Karen Ramey Burns was an American forensic anthropologist known for work in international human rights. Her specialty was the recovery and identification of human remains in criminal, historical, archaeological, and disaster-related circumstances. She worked on a number of high-profile cases, including the Raboteau Massacre and trial in Haiti, the Río Negro massacre in Guatemala, victims of genocide in Iraqi Kurdistan, the Amelia Earhart search in Kiribati, Fiji, and the Northern Mariana Islands, and the identification of the Kazimierz Pułaski remains in Savannah, Georgia, United States.
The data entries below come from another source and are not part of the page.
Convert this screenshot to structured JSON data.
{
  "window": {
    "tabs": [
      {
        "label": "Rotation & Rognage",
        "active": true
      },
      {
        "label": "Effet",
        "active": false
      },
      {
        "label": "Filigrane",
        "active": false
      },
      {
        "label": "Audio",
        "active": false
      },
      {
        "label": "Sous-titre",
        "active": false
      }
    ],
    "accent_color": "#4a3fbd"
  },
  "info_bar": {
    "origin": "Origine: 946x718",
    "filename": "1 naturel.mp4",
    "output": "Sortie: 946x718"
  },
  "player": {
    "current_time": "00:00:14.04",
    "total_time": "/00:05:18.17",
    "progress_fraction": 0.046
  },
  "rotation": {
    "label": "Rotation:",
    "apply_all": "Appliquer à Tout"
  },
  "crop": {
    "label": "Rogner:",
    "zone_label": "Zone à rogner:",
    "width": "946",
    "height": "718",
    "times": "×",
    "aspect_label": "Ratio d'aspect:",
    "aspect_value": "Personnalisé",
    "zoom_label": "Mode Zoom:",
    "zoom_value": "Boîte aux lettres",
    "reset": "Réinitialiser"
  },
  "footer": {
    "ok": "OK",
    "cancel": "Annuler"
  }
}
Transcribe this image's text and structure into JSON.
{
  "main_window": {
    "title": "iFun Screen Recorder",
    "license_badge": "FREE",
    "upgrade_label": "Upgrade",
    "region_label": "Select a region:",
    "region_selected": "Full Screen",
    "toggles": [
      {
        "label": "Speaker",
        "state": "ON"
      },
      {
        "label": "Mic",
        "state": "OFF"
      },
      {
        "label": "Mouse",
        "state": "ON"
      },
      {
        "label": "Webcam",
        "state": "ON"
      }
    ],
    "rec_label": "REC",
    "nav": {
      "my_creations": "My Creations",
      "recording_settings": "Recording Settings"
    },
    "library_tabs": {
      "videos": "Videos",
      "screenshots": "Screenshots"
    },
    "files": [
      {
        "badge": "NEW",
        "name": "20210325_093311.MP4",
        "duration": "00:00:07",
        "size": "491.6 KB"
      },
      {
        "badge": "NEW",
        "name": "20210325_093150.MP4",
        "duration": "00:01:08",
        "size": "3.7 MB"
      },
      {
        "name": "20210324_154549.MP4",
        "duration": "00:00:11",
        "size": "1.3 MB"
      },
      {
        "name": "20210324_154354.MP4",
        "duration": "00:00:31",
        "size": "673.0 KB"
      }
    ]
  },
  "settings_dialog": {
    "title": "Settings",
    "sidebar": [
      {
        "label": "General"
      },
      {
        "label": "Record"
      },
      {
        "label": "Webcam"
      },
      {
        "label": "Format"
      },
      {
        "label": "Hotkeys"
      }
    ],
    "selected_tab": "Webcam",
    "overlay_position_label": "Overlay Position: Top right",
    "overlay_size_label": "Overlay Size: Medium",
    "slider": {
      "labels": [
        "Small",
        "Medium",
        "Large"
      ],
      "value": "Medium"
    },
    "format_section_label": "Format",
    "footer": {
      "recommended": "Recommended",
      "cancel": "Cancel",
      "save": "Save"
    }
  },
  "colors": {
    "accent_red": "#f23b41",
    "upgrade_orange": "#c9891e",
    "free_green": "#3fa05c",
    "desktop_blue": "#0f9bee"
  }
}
She was also active in international forensic training and taught human osteology and forensic anthropology at the University of Utah in Salt Lake City. she also was worked on identifying victims of 9/11. She was a 2007–08 Fulbright Scholar at the University of the Andes in Bogotá, Colombia, where she also worked with EQUITAS, a non-governmental organization dedicated to helping families of disappeared persons due to the ongoing Colombian conflict.

Burns received her graduate education in forensic anthropology under the direction of the late William R. Maples at the University of Florida and developed experience in major crime laboratory procedures while working for the Georgia Bureau of Investigation, Division of Forensic Sciences. She was a fellow of the American Academy of Forensic Sciences.

She died on January 7, 2012.

==Selected works==
- Burns, K R (1999, 2007), Forensic Anthropology Training Manual
- Burns, K R (1991) "Protocol for Disinterment and Analysis of Skeletal Remains," in the Manual for the Effective Prevention and Investigation of Extra-Legal, Arbitrary, and Summary Executions, a United Nations publication.
- King, T F, R S Jacobson, K R Burns, and K Spading (2001) Amelia Earhart’s Shoes, Is the Mystery Solved?